Why would anyone want to set up the Total (main) Copier meter to single click an 11×17 page? There is really only one small segment of the business community that wants their copiers set up this way, and that is “Print for Pay”, or Quick Printers. Because they both sell and are charge by the page, it is the printing industry that insists on having their copiers \ MFDs set to single click on 11×17. Their is no other group that I can think of that really cares about it. Now I don’t dislike Print for Pay companies. I made a good living selling to Print for Pay when I was a Color Sales Specialist. Print for Pay buys top of the line equipment, often with high end accessories that is why sales people like them. On the other hand Print for Pay businesses (thanks to Larry Hunt) expect uber-competative pricing (for equipment and service) and demand a high level of service. They are one of the few customer who will pull out a “loop” to show you an imperfection in a copy or print that can not be seen with the naked eye. Print for Pay companies are also notorious for not paying their service on time, or wanting to negotiate down their overages. Now I realize that this is a generalization and that there are some P4P companies that do pay in full and on time, but in my experience they are more the exception rather than the norm.

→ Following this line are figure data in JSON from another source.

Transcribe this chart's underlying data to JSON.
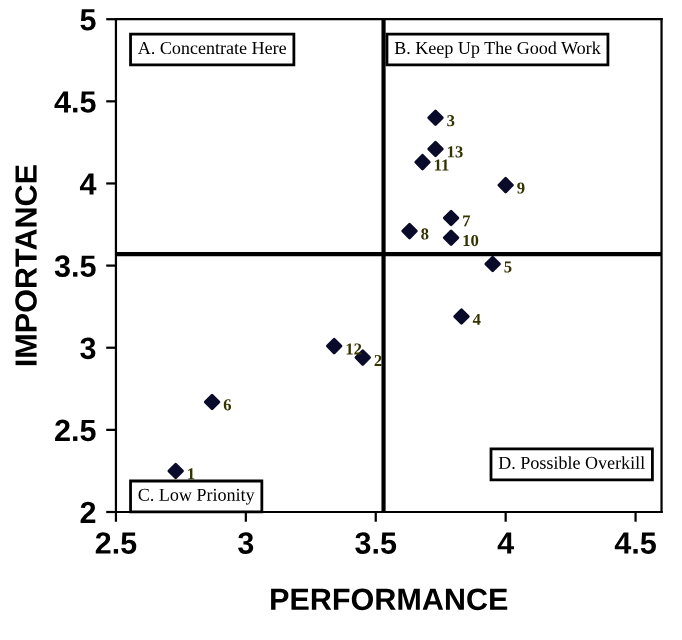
{
  "chart_data": {
    "type": "scatter",
    "xlabel": "PERFORMANCE",
    "ylabel": "IMPORTANCE",
    "series": [
      {
        "color": "#0a0a2a",
        "x": [
          2.73,
          3.45,
          3.73,
          3.83,
          3.95,
          2.87,
          3.79,
          3.63,
          4.0,
          3.79,
          3.68,
          3.34,
          3.73
        ],
        "values": [
          2.25,
          2.94,
          4.4,
          3.19,
          3.51,
          2.67,
          3.79,
          3.71,
          3.99,
          3.67,
          4.13,
          3.01,
          4.21
        ]
      }
    ],
    "marker": "diamond",
    "xlim": [
      2.5,
      4.6
    ],
    "ylim": [
      2,
      5
    ],
    "xticks": [
      2.5,
      3,
      3.5,
      4,
      4.5
    ],
    "yticks": [
      2,
      2.5,
      3,
      3.5,
      4,
      4.5,
      5
    ],
    "grid": false,
    "legend": false,
    "ref_lines": [
      {
        "axis": "x",
        "value": 3.53,
        "color": "#000000"
      },
      {
        "axis": "y",
        "value": 3.57,
        "color": "#000000"
      }
    ],
    "annotations": [
      "A. Concentrate Here",
      "B. Keep Up The Good Work",
      "C. Low Prionity",
      "D. Possible Overkill",
      {
        "text": "1",
        "x": 2.73,
        "y": 2.25
      },
      {
        "text": "2",
        "x": 3.45,
        "y": 2.94
      },
      {
        "text": "3",
        "x": 3.73,
        "y": 4.4
      },
      {
        "text": "4",
        "x": 3.83,
        "y": 3.19
      },
      {
        "text": "5",
        "x": 3.95,
        "y": 3.51
      },
      {
        "text": "6",
        "x": 2.87,
        "y": 2.67
      },
      {
        "text": "7",
        "x": 3.79,
        "y": 3.79
      },
      {
        "text": "8",
        "x": 3.63,
        "y": 3.71
      },
      {
        "text": "9",
        "x": 4.0,
        "y": 3.99
      },
      {
        "text": "10",
        "x": 3.79,
        "y": 3.67
      },
      {
        "text": "11",
        "x": 3.68,
        "y": 4.13
      },
      {
        "text": "12",
        "x": 3.34,
        "y": 3.01
      },
      {
        "text": "13",
        "x": 3.73,
        "y": 4.21
      }
    ]
  }
}
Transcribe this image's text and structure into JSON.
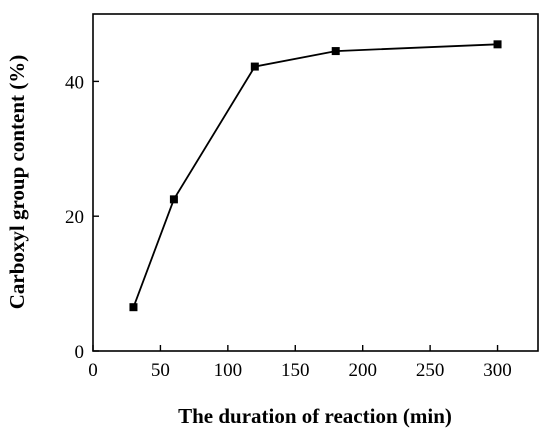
{
  "chart_data": {
    "type": "line",
    "title": "",
    "xlabel": "The duration of reaction (min)",
    "ylabel": "Carboxyl group content (%)",
    "xlim": [
      0,
      330
    ],
    "ylim": [
      0,
      50
    ],
    "x_ticks": [
      0,
      50,
      100,
      150,
      200,
      250,
      300
    ],
    "y_ticks": [
      0,
      20,
      40
    ],
    "grid": false,
    "legend": "none",
    "marker": "square",
    "color": "#000000",
    "series": [
      {
        "x": [
          30,
          60,
          120,
          180,
          300
        ],
        "values": [
          6.5,
          22.5,
          42.2,
          44.5,
          45.5
        ]
      }
    ]
  }
}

So why should one small business segment get to dictate to all copier manufactures that they have to have this “feature” to short the total meter? If these companies did a normal amount of 11×17 that a typical business did, this wouldn’t be that big a deal. But most of these Printers run all of their 8 1/2 x 11 jobs two up on 11×17 paper and they cut them in half after they are printed or copied. This cuts their cost in half, which is great for them but who suffers? The consumer who buys a used copier in the aftermarket! These print for pay shops put a lot of clicks on their copiers \ MFDs. When you consider that the actual total clicks could be twice what the total meter reads these MFDs should be junked and not resold. This sure seems to to fit the definition of fraud, IMHO.

We have state divisions of weights & measures, and the attorney generals have offices of fraud and consumer affairs to stop this kind of abuse for cars, and trucks, and planes, and scales. But not copiers or MFDs at least not yet. I understand that Print for Pay is very competitive business, but I think allowing them to set their total meter to count 11×17 (which is twice the size of the standard 8 1/2 x 11) as one click is wrong.